1941年的今天,作家弗吉尼亞·伍爾夫(Adeline Virgi年 Woolf,1882.1.25—1941.3.28)預感到自己即將面臨再一次的精神崩潰,在留下兩封分別給丈夫和姐姐溫妮莎的短信後,她用石頭填滿口袋,走入了歐塞河,終年59歲。

伍爾夫是傑出的小說家、文學評論家,《達洛維夫人》《到燈塔去》《海浪》等著作都已是文學經典。我們在今天紀念她,重新閱讀她,會給我們真切、可靠的力量。

本文為小說酒館系列029篇,選自伍爾夫的名篇《牆上的斑點》。她是如此大膽地革新小說藝術,觸覺如此敏銳,讓閱讀成為了一種智性的冒險。你喜歡這篇小說嗎?歡迎留言分享你的體會。

大概是今年一月中旬的時候,我抬起頭來,第一次看見了牆上的那個斑點。想要確定具體是哪一天,就得回想當時我都看見了些什麽。現在我想到了爐火;黃色的火光穩穩地投影在我的書頁上;三朵菊花,在圓形的玻璃碗裡,在壁爐架上。對啦,那一定是冬天的某個時候,我們剛喝完下午茶,因為我記得,當我抬頭並第一次看見牆上的那個斑點時,我正在抽煙。我透過嫋嫋煙霧望去,瞥見燃燒的木炭,那舊時的幻像——城堡塔樓上飄揚著的深紅色旗幟——襲入我的腦海,我還看到,一隊紅衣騎士正從黑色的岩石旁湧現——還好看見了那個斑點,這些幻像才消失了,這讓我松了一口氣,因為那都是過去的幻像,無意識的幻像,也許在我還是孩子時就形成了。那是白牆上的一個黑色小圓點;在壁爐架上方大約六到七英寸的地方。

對於新鮮事物,我們的思想總是很容易就被吸引過去,對它研究一小會兒,就像螞蟻狂熱地搬動一根稻草,然後捨棄……如果那個斑點是一枚釘子造成的,那枚釘子掛的一定不是大幅圖畫而是袖珍畫像——一位卷發撲著白粉、兩頰抹著脂粉、雙唇如紅色康乃馨的女士的袖珍畫像。

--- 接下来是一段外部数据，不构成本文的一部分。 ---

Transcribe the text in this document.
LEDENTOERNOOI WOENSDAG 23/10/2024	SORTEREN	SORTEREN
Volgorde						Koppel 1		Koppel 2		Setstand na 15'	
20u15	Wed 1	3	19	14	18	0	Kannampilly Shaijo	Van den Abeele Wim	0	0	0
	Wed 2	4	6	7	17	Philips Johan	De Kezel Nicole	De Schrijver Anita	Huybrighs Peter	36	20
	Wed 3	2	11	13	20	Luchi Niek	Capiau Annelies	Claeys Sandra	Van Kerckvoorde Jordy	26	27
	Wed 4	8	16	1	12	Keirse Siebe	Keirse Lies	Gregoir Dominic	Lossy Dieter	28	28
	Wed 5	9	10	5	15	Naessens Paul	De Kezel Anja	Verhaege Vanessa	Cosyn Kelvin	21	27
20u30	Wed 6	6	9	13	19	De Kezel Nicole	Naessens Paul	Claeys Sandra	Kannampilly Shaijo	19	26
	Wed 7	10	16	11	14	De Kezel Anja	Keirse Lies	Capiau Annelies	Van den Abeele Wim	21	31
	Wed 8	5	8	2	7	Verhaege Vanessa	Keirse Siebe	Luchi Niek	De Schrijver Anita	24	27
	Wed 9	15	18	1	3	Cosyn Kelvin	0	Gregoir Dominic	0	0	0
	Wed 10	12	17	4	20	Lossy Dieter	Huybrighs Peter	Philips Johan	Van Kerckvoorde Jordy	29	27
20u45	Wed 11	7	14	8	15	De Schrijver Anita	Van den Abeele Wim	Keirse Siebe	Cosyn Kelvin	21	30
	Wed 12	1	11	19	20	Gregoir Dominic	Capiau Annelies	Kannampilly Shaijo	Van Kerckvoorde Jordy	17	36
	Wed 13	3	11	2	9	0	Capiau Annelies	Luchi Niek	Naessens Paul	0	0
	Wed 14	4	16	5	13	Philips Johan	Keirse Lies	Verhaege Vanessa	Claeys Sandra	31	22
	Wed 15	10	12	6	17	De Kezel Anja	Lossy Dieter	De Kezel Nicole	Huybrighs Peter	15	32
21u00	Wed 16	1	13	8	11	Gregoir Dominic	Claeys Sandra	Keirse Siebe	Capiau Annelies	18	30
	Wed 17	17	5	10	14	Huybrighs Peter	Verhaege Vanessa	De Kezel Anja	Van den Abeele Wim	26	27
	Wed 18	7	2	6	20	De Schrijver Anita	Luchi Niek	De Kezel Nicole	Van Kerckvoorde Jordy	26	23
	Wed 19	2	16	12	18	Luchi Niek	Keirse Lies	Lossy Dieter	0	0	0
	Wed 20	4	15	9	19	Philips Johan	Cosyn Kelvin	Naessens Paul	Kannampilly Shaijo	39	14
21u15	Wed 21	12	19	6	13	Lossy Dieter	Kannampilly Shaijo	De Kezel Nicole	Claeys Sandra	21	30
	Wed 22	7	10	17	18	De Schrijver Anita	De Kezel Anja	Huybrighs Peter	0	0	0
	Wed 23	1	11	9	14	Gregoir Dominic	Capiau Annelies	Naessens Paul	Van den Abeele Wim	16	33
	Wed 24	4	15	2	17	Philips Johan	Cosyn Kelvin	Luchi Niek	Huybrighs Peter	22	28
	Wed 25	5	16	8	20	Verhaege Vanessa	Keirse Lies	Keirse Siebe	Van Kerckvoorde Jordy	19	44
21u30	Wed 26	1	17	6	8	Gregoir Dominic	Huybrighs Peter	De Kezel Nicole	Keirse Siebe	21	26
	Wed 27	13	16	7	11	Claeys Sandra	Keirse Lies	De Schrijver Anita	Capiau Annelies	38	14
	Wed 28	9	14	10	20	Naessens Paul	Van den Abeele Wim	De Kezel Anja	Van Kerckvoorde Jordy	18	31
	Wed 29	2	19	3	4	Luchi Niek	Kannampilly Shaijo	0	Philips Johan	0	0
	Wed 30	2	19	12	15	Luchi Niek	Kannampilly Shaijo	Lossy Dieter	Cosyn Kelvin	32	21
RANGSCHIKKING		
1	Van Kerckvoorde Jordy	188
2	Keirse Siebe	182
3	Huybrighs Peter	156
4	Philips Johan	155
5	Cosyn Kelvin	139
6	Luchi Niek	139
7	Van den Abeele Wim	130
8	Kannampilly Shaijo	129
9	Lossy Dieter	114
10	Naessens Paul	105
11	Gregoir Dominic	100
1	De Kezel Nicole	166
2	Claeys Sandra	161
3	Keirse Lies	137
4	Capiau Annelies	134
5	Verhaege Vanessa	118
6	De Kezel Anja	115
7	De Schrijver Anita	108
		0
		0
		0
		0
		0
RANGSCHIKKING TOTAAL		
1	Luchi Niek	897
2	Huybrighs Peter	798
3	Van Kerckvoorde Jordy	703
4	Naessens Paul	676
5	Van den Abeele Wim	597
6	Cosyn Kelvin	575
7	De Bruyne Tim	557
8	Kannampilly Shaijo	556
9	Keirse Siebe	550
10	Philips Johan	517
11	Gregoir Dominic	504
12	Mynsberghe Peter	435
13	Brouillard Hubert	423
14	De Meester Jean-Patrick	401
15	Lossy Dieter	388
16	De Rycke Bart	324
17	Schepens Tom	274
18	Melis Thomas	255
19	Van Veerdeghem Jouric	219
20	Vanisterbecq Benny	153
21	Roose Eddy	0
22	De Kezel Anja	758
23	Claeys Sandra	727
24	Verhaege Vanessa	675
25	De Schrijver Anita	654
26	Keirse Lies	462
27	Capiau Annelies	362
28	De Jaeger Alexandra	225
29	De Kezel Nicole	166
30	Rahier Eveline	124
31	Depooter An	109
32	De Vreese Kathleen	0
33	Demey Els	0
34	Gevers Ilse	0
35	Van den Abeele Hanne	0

那肯定是一幅贗品,因為這座房子之前的主人應該會選那類的畫像——老式的房間搭配老式的畫像。他們就是那一類人——很有趣的人,我常常想到他們,在一些很奇怪的地方或情境中,因為我再也不會見到他們,再也無法知道隨後發生了什麽。他們想要離開這所房子,因為想要改變家具的風格,他是這樣說的;他正說到藝術的背後應當包含一些思想的時候,我們就分別了,那情形就像坐火車——我們坐在火車上,看見郊區別墅的後花園中,有一個老太太正準備倒茶,一個年輕人正舉起球拍要擊打飛來的網球,但火車呼嘯而過,我們就把他們都遠遠地拋在身後了。

▲電影《時時刻刻》,尼可·基德曼飾演伍爾夫

但關於那個斑點,我並不確定;我到底不相信它是由釘子造成的;它太大,太圓,不像釘子弄的。我本可以站起來去看看,但即使我真的那樣做了,十有八九也還是弄不清楚;因為一旦一件事情完結了,就再也無法知道它當初是如何發生的了。噢!天呀,生命神秘莫測!思想難以精確!人類愚昧無知!為了表現我們對我們的所有物的控制力是那樣微不足道——相對於文明而言,個人的生活是多麽偶然和瑣屑啊——讓我重新數數一生中失去的一些東西,首先,因為丟失的那些東西似乎總是最神秘的——哪隻貓會咬,或者哪隻老鼠會啃——三隻裝訂書工具的淺藍色盒子?然後是鳥籠、鐵箍、鋼滑冰鞋、安娜女王的煤鬥、彈子球桌、手搖風琴……都不見了,還有一些珠寶。貓眼石和綠寶石,掉落在紅蘿卜根邊上。當然這都是些瑣碎的東西!奇妙的是,我此刻竟背上披著衣服,坐在結實的家具之間。哎,如果要我把生活比作什麽的話,我一定會把它比作,被以50英裡每小時的速度從地鐵隧道吹出……在另一端重新著陸時,頭髮上一個髮夾也不剩!被赤裸裸地射到上帝的腳下!埋頭倒立在長滿常春花的草地上,就像郵局中蓋著鋼戳的牛皮紙包裹一樣!發絲向後飛揚,如一匹奔馬的尾巴。對了,這可以表達生活變幻莫測、永無止境的耗費與修複……一切都那麽隨意,一切都那麽偶然……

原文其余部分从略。